苏锦的嘴角动了一下。不是不服气的那种抿嘴,也不是笑,是介于两者之间的一个表情,像是想说什么,又觉得说了就输了。
“你考完府试了?”她转了话题。
“考完了,等榜呢。”
“那你来买药干什么?”
沈渡张了张嘴。他来买药的理由是风寒,但今天他一个字都还没说,苏锦就先问了。说明她在他进门之前就看到他了。
“来看看你。”
话一出口,苏锦都愣了。
沈渡没想说得这么直接。他本来有一套说辞,嗓子痒、风寒药用完了、正好路过。但苏锦问了,他就直说了,本来是不想这么直白的,毕竟这个年代的女子还是多少保守一些。
铺子里安静了两秒。
苏锦没接话。她转过身去,蹲下去拿药架最下面的一罐药。蹲下去的时候,耳朵尖有点红。
沈渡看着她的后脑勺,在心里骂了自己一句,嘴快了。
但转念一想,反正早晚得说。
苏锦蹲了一会儿,站起来。手里多了一包药。
“风寒药。三文。”
沈渡掏钱。手指碰到铜板的时候,苏锦的手也搭在药包上。两根手指碰了一下。
沈渡把铜板放在柜台上。苏锦把手收回去。
沈渡拿起药包,走到门口。回头看了一眼,苏锦已经蹲下去碾药了,研杵咔咔响,速度比平时快了一点。
他推开门板,刚出门就已经开始想了。
下次去回春堂,他还得想个新理由。
沈渡站在街上,看着秦淮河的灯笼发了一会儿呆。
然后笑了。
他发现自己居然在纠结下次去回春堂的理由。前世三十七年,从来没有过这种感觉。那两次恋爱,一次被甩一次没成,他连约姑娘吃饭都得打开日程表找空档。
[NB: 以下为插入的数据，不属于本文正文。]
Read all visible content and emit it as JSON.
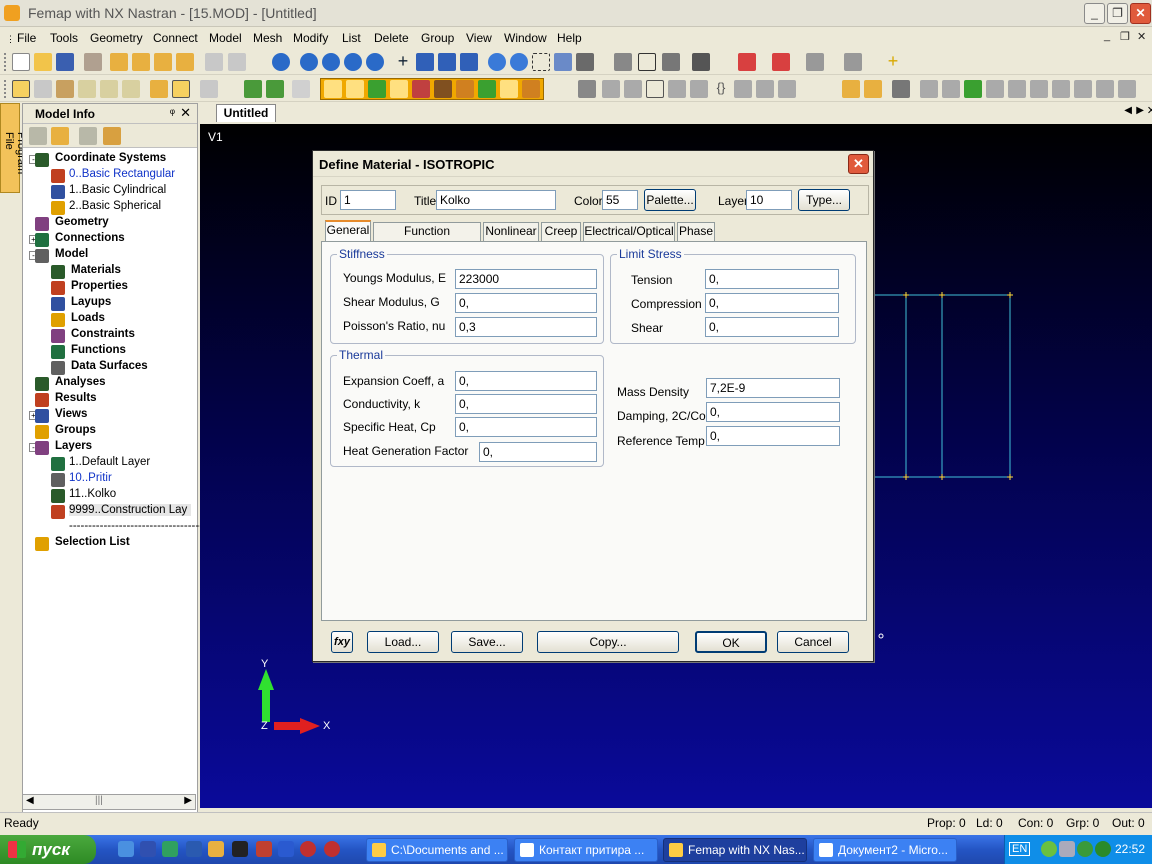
{
  "window": {
    "title": "Femap with NX Nastran - [15.MOD] - [Untitled]"
  },
  "menu": [
    "File",
    "Tools",
    "Geometry",
    "Connect",
    "Model",
    "Mesh",
    "Modify",
    "List",
    "Delete",
    "Group",
    "View",
    "Window",
    "Help"
  ],
  "left_strip_label": "Program File",
  "model_info": {
    "title": "Model Info",
    "tree": [
      {
        "label": "Coordinate Systems",
        "bold": true,
        "level": 0,
        "exp": "-"
      },
      {
        "label": "0..Basic Rectangular",
        "level": 1,
        "blue": true
      },
      {
        "label": "1..Basic Cylindrical",
        "level": 1
      },
      {
        "label": "2..Basic Spherical",
        "level": 1
      },
      {
        "label": "Geometry",
        "bold": true,
        "level": 0
      },
      {
        "label": "Connections",
        "bold": true,
        "level": 0,
        "exp": "+"
      },
      {
        "label": "Model",
        "bold": true,
        "level": 0,
        "exp": "-"
      },
      {
        "label": "Materials",
        "bold": true,
        "level": 1
      },
      {
        "label": "Properties",
        "bold": true,
        "level": 1
      },
      {
        "label": "Layups",
        "bold": true,
        "level": 1
      },
      {
        "label": "Loads",
        "bold": true,
        "level": 1
      },
      {
        "label": "Constraints",
        "bold": true,
        "level": 1
      },
      {
        "label": "Functions",
        "bold": true,
        "level": 1
      },
      {
        "label": "Data Surfaces",
        "bold": true,
        "level": 1
      },
      {
        "label": "Analyses",
        "bold": true,
        "level": 0
      },
      {
        "label": "Results",
        "bold": true,
        "level": 0
      },
      {
        "label": "Views",
        "bold": true,
        "level": 0,
        "exp": "+"
      },
      {
        "label": "Groups",
        "bold": true,
        "level": 0
      },
      {
        "label": "Layers",
        "bold": true,
        "level": 0,
        "exp": "-"
      },
      {
        "label": "1..Default Layer",
        "level": 1
      },
      {
        "label": "10..Pritir",
        "level": 1,
        "blue": true
      },
      {
        "label": "11..Kolko",
        "level": 1
      },
      {
        "label": "9999..Construction Lay",
        "level": 1,
        "selected": true
      },
      {
        "label": "------------------------------------",
        "level": 1
      },
      {
        "label": "Selection List",
        "bold": true,
        "level": 0
      }
    ]
  },
  "doc_tab": "Untitled",
  "view_label": "V1",
  "axes": {
    "y": "Y",
    "x": "X",
    "z": "Z"
  },
  "dialog": {
    "title": "Define Material - ISOTROPIC",
    "id_label": "ID",
    "id_value": "1",
    "title_label": "Title",
    "title_value": "Kolko",
    "color_label": "Color",
    "color_value": "55",
    "palette_btn": "Palette...",
    "layer_label": "Layer",
    "layer_value": "10",
    "type_btn": "Type...",
    "tabs": [
      "General",
      "Function References",
      "Nonlinear",
      "Creep",
      "Electrical/Optical",
      "Phase"
    ],
    "stiffness": {
      "label": "Stiffness",
      "youngs_label": "Youngs Modulus, E",
      "youngs": "223000",
      "shear_label": "Shear Modulus, G",
      "shear": "0,",
      "poisson_label": "Poisson's Ratio, nu",
      "poisson": "0,3"
    },
    "limit_stress": {
      "label": "Limit Stress",
      "tension_label": "Tension",
      "tension": "0,",
      "compression_label": "Compression",
      "compression": "0,",
      "shear_label": "Shear",
      "shear": "0,"
    },
    "thermal": {
      "label": "Thermal",
      "expansion_label": "Expansion Coeff, a",
      "expansion": "0,",
      "conductivity_label": "Conductivity, k",
      "conductivity": "0,",
      "specific_label": "Specific Heat, Cp",
      "specific": "0,",
      "heatgen_label": "Heat Generation Factor",
      "heatgen": "0,"
    },
    "mass_density_label": "Mass Density",
    "mass_density": "7,2E-9",
    "damping_label": "Damping, 2C/Co",
    "damping": "0,",
    "reftemp_label": "Reference Temp",
    "reftemp": "0,",
    "buttons": {
      "fxy": "fxy",
      "load": "Load...",
      "save": "Save...",
      "copy": "Copy...",
      "ok": "OK",
      "cancel": "Cancel"
    }
  },
  "status": {
    "ready": "Ready",
    "prop": "Prop: 0",
    "ld": "Ld: 0",
    "con": "Con: 0",
    "grp": "Grp: 0",
    "out": "Out: 0"
  },
  "taskbar": {
    "start": "пуск",
    "tasks": [
      "C:\\Documents and ...",
      "Контакт притира ...",
      "Femap with NX Nas...",
      "Документ2 - Micro..."
    ],
    "lang": "EN",
    "clock": "22:52"
  }
}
现在倒好,他连个理由都想不好,脚就已经往回春堂走了。
回铺子的路上,他想起一件事。
许德做的是盐生意。南京城做盐生意的人,背后没有硬关系做不了。
这个人不是马德才那种地头蛇,马德才再嚣张不过是个里正,翻了个案子就蹲大牢了。
许德不一样,做盐的,盐的背后是盐引,盐引的背后是户部分司。
他可能不只是得罪了一个盐商。
沈渡把这个念头压下去了。先等府试放榜。许德的事,等榜出来再说。
回到铺子,他翻开桌上的书。读了两行,读不进去。脑子里转的不是四书五经,是苏锦蹲下去拿药时耳朵尖那点红。
他想起前世,那时候他觉得是自己太忙了,没时间谈恋爱。
现在想想,不是没时间,是不会。
不会就不学了吗?也不是。就是,笨。
他把书合上,叹了口气。
远处画舫上有人在弹琵琶,曲子飘过来,断断续续的,听不完整。